Below: Visualization of strengthening social factors to Psychological Safety as a coral reef-like structure

Self-Assessment
Continuous improvement is not possible without the critical self-assessment of teams, facilitators, and leaders. Reflective self-assessment adds robustness on several levels. Firstly, it reduces social friction and increases intellectual friction (Clark). Secondly, self-assessment encourages openness, praise, and voice. It opens up team development: What can I do to help in the next round? What were you struggling with? What were your concerns? (Edmonson, p.200). Thirdly, we assess our performance as team members, researchers, and problem solvers. We get better at performing in our roles. Prerequisites for an efficient self-assessment are corresponding facilitation, mentoring, and coaching skills.
Client Safety in B2B Settings
Whereby in B2C settings enterprises might not necessarily stay in constant exchange with customers, B2B and B2B2C settings require dependable social transactions between teams (and teaming) of different organizations. This means that psychological safety cascades across value-generation chains.
To safeguard shared value creation, enterprise-to-enterprise communication pipelines need to facilitate inclusion-, learner-, contributor- and challenger safety. B2B settings require a commonly shared innovation and learning space to keep innovating for their customers. Such B2B ‘safety pipelines’ can moderate company-internal fluctuations and stabilize psychological safety across organizations. We may find novel opportunities for psychological research in this field.
Accountability and Transparency
Psychological safety can easily be compromised when hierarchical power structures are permitted to behave as they please, making decisions about employees rather than working with them while disrespecting their autonomy. Thus, transparency about the cultural behavior of everyone, especially management and leaders in an organization, becomes critical to ensuring psychological safety. Everyone must be held accountable not only for what they do in their job but also for how they do it, this is how they conduct themselves within the cultural framework of the organization.
In Closing
In this blog entry, I have reflected on how safe spaces, exemplary leadership, self-organization, co-creation, critical self-assessment, and safe B2B communication pipelines can contribute to making psychological safety more robust against internal and external disruptions.

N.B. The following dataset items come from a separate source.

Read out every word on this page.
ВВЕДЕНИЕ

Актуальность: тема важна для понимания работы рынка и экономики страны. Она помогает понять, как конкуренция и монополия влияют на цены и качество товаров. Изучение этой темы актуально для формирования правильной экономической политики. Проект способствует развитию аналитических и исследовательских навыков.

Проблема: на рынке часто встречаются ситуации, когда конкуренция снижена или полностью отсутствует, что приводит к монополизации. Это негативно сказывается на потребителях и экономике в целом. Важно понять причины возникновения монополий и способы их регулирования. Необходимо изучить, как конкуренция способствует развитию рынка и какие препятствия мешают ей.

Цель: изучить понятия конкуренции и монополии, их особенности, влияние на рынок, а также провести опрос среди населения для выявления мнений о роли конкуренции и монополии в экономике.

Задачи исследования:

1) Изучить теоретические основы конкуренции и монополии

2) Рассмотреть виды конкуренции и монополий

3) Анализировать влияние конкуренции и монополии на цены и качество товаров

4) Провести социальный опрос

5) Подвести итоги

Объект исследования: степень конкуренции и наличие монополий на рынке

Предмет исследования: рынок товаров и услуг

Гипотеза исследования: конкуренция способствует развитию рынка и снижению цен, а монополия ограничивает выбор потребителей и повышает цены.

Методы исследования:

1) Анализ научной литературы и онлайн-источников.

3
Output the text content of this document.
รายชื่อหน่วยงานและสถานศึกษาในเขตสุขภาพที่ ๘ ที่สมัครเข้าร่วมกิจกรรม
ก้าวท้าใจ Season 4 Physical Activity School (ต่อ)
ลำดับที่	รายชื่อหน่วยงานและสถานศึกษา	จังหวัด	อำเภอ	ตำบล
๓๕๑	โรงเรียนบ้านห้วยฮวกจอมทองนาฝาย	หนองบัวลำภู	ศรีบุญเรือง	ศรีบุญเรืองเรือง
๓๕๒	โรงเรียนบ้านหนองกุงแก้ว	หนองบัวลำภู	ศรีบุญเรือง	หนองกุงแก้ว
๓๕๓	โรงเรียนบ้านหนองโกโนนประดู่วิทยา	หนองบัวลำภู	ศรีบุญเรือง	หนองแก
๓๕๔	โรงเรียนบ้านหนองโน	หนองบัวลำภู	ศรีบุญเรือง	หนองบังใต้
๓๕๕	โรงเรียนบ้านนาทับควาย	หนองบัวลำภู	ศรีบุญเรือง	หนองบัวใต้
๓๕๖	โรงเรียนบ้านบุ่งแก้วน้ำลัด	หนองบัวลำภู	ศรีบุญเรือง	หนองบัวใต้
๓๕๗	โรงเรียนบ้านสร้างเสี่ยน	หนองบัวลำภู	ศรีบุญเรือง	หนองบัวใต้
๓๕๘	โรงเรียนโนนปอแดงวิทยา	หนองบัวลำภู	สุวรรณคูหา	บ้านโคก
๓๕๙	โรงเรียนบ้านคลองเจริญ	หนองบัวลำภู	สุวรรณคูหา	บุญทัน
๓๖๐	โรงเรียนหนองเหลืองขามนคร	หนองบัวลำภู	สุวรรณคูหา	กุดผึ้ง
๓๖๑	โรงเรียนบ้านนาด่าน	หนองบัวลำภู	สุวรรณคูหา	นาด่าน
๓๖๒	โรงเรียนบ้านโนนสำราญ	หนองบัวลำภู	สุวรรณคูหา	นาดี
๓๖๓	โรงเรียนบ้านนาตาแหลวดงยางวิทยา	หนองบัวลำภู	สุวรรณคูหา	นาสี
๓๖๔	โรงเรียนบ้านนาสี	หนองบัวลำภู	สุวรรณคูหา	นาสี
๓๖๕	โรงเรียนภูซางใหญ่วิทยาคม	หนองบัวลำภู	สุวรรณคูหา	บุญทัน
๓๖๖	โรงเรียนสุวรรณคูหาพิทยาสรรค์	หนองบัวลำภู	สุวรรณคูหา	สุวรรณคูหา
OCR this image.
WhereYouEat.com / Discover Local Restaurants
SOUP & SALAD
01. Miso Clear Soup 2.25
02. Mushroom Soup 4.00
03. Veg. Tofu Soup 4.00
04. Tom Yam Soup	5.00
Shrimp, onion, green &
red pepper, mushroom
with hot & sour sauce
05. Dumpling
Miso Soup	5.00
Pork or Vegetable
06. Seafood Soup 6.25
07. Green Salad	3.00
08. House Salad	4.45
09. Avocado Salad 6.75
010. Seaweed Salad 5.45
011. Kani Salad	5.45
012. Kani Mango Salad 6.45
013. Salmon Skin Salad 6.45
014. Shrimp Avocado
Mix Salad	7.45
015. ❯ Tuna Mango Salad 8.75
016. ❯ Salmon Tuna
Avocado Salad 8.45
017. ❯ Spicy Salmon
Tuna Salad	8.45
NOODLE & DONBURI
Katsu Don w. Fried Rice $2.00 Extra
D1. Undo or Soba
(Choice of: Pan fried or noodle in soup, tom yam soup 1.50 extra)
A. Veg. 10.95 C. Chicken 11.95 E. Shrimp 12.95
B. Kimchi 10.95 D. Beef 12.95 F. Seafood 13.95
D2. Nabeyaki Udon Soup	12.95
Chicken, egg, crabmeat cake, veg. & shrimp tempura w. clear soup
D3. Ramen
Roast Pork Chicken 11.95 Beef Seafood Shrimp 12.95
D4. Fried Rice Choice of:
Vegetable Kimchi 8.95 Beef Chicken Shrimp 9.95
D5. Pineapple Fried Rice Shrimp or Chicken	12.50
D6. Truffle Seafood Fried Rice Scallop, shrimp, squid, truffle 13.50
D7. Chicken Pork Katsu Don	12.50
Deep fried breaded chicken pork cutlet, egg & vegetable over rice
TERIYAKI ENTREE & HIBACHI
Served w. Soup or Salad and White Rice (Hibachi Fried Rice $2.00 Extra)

The key takeaway is that when implementing Psychological Safety in the workplace, we need to have its robustness in mind. The described beneficial social constructs are not exhaustive and we may find many others as inspiration for organizational Best Practices. Psychological safety is a fragile construct that can easily be disrupted by a plethora of influences, leading to a key question: How can we make good things last?
The hypothesis forwarded is: When looking for the robustness of psychological safety, it makes sense to base personal and social motivation not on a single source, such as a well-meaning manager or a newly announced initiative, but on a whole network of supportive grounds, building an ecosystem for new social learning experiences. There are perhaps three criteria to measure the success and effectiveness of such an ecosystem: interpersonal transactions must be clear, reproducible, and adaptable.
References
Clark T. R. (2020). The 4 stages of psychological safety: defining the path to inclusion and innovation. Oakland: Berrett-Koehler Publishers.
Edmonson A.C. (2019). the fearless organization. Creating Psychological Safety in the Workplace for Learning, Innovation, and Growth. New Jersey: Wiley & Sons.
Senge P., Roberts C., Ross R. B., Smith B. & Kelner A. (2009). The fifth discipline fieldbook: strategies and tools for building a learning organization. Boston: Nicholas Brealey.